MB - Re: Korea is continuing to order semi equ., but terms of payment are changing.

It might be true to some extent, but it is certainly not true of all companies. On the two companies I am currently following that have reported for this quarter, one, Lam, is taking an extremely conservative view on the whole SEA thing. They had a huge number of Korean order cancellations (about 20-25% of their bookings last quarter), and they have purged their backlog. I tend to believe that they would be extremely unlikely to do anything this risky, especially given the write-down that many companies had to take last year over the SEA company that never got off the ground. Mattson, on the other hand, is not being quite as conservative, but they aren't betting double or nothing either. They actually talked about a shipment (count 'em - one) to Korea on which they are not yet booking revenue because of the payment terms.

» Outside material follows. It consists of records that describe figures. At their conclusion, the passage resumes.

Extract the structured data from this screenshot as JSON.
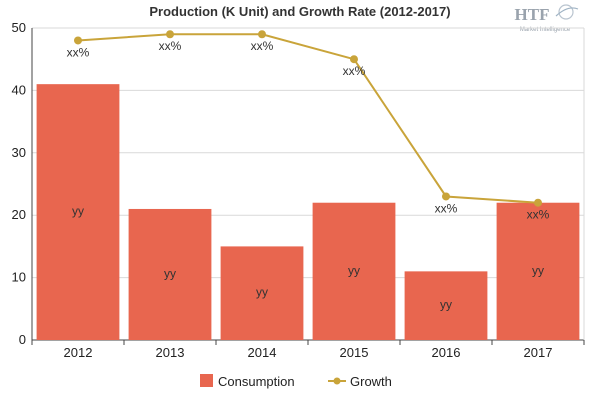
{
  "chart_data": {
    "type": "bar",
    "title": "Production (K Unit) and Growth Rate (2012-2017)",
    "categories": [
      "2012",
      "2013",
      "2014",
      "2015",
      "2016",
      "2017"
    ],
    "ylim": [
      0,
      50
    ],
    "yticks": [
      "0",
      "10",
      "20",
      "30",
      "40",
      "50"
    ],
    "grid": true,
    "legend_position": "bottom",
    "series": [
      {
        "name": "Consumption",
        "kind": "bar",
        "color": "#e8664f",
        "values": [
          41,
          21,
          15,
          22,
          11,
          22
        ],
        "labels": [
          "yy",
          "yy",
          "yy",
          "yy",
          "yy",
          "yy"
        ]
      },
      {
        "name": "Growth",
        "kind": "line",
        "color": "#c9a43a",
        "values": [
          48,
          49,
          49,
          45,
          23,
          22
        ],
        "labels": [
          "xx%",
          "xx%",
          "xx%",
          "xx%",
          "xx%",
          "xx%"
        ]
      }
    ]
  },
  "logo": {
    "brand": "HTF",
    "tagline": "Market Intelligence"
  }
}
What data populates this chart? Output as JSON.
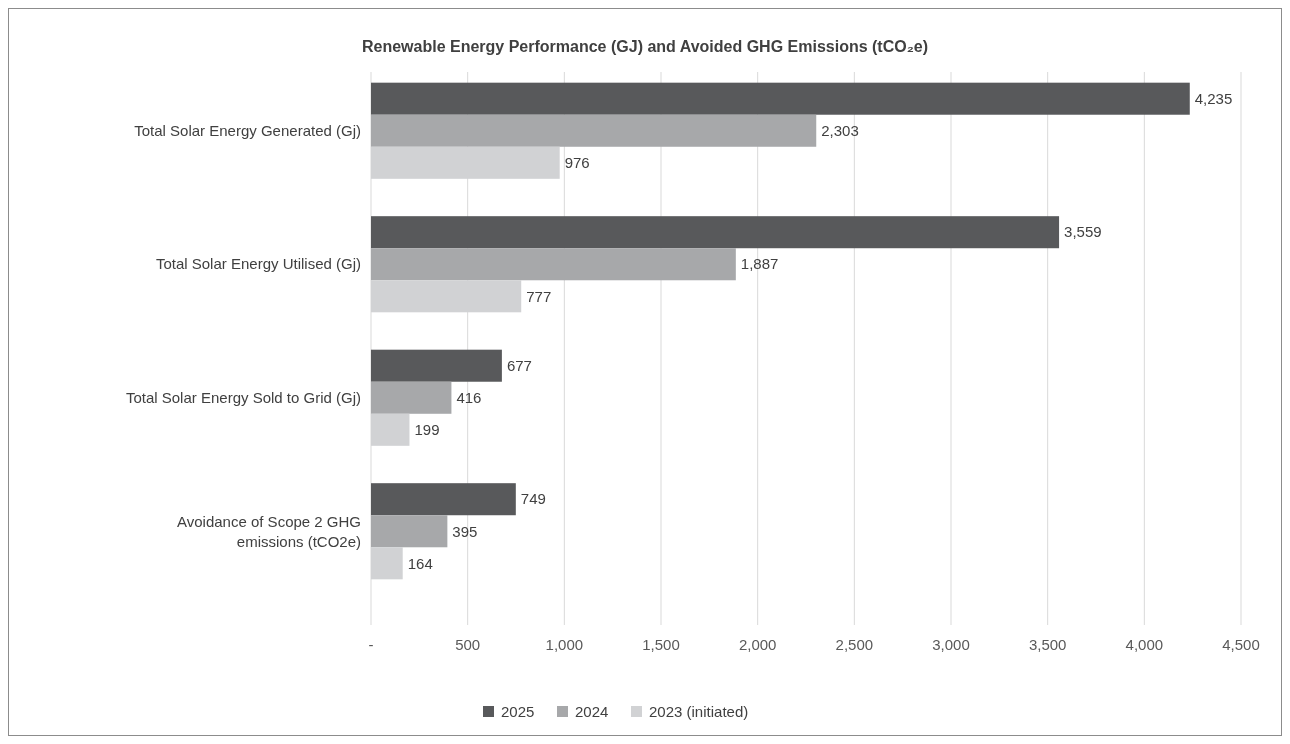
{
  "chart_data": {
    "type": "bar",
    "orientation": "horizontal",
    "title": "Renewable Energy Performance (GJ) and Avoided GHG Emissions (tCO₂e)",
    "categories": [
      "Total Solar Energy Generated (Gj)",
      "Total Solar Energy Utilised (Gj)",
      "Total Solar Energy Sold to Grid (Gj)",
      "Avoidance of Scope 2 GHG emissions (tCO2e)"
    ],
    "series": [
      {
        "name": "2025",
        "color": "#58595b",
        "values": [
          4235,
          3559,
          677,
          749
        ],
        "value_labels": [
          "4,235",
          "3,559",
          "677",
          "749"
        ]
      },
      {
        "name": "2024",
        "color": "#a7a8aa",
        "values": [
          2303,
          1887,
          416,
          395
        ],
        "value_labels": [
          "2,303",
          "1,887",
          "416",
          "395"
        ]
      },
      {
        "name": "2023 (initiated)",
        "color": "#d1d2d4",
        "values": [
          976,
          777,
          199,
          164
        ],
        "value_labels": [
          "976",
          "777",
          "199",
          "164"
        ]
      }
    ],
    "xlim": [
      0,
      4500
    ],
    "xticks": [
      {
        "value": 0,
        "label": "-"
      },
      {
        "value": 500,
        "label": "500"
      },
      {
        "value": 1000,
        "label": "1,000"
      },
      {
        "value": 1500,
        "label": "1,500"
      },
      {
        "value": 2000,
        "label": "2,000"
      },
      {
        "value": 2500,
        "label": "2,500"
      },
      {
        "value": 3000,
        "label": "3,000"
      },
      {
        "value": 3500,
        "label": "3,500"
      },
      {
        "value": 4000,
        "label": "4,000"
      },
      {
        "value": 4500,
        "label": "4,500"
      }
    ],
    "grid": "x",
    "legend": "bottom"
  }
}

I don't mean to imply that Atkins is lying, only that he might be confusing what the Koreans want to do with what the companies are allowing them to do. After all, this is EXACTLY how SEA got into their current mess, so it shouldn't be suprising that the Koreans want to play this way.

Clark



To: Mason Barge who wrote (4660)2/1/1998 12:48:00 PM
From: Ed Beers  Respond to of 10921
 
Mason, There is a article on page 4 of the 1/26/98 EE Times with the title "Chip makers try 'banking' on their vendors" that has the same theme.

This is a natural result of cash poor customers and cash rich vendors.

This raises the risk (the company ships and does not get paid) and reward (the company ships, get paid, and never sees the results of the SEA problems which are already discounted).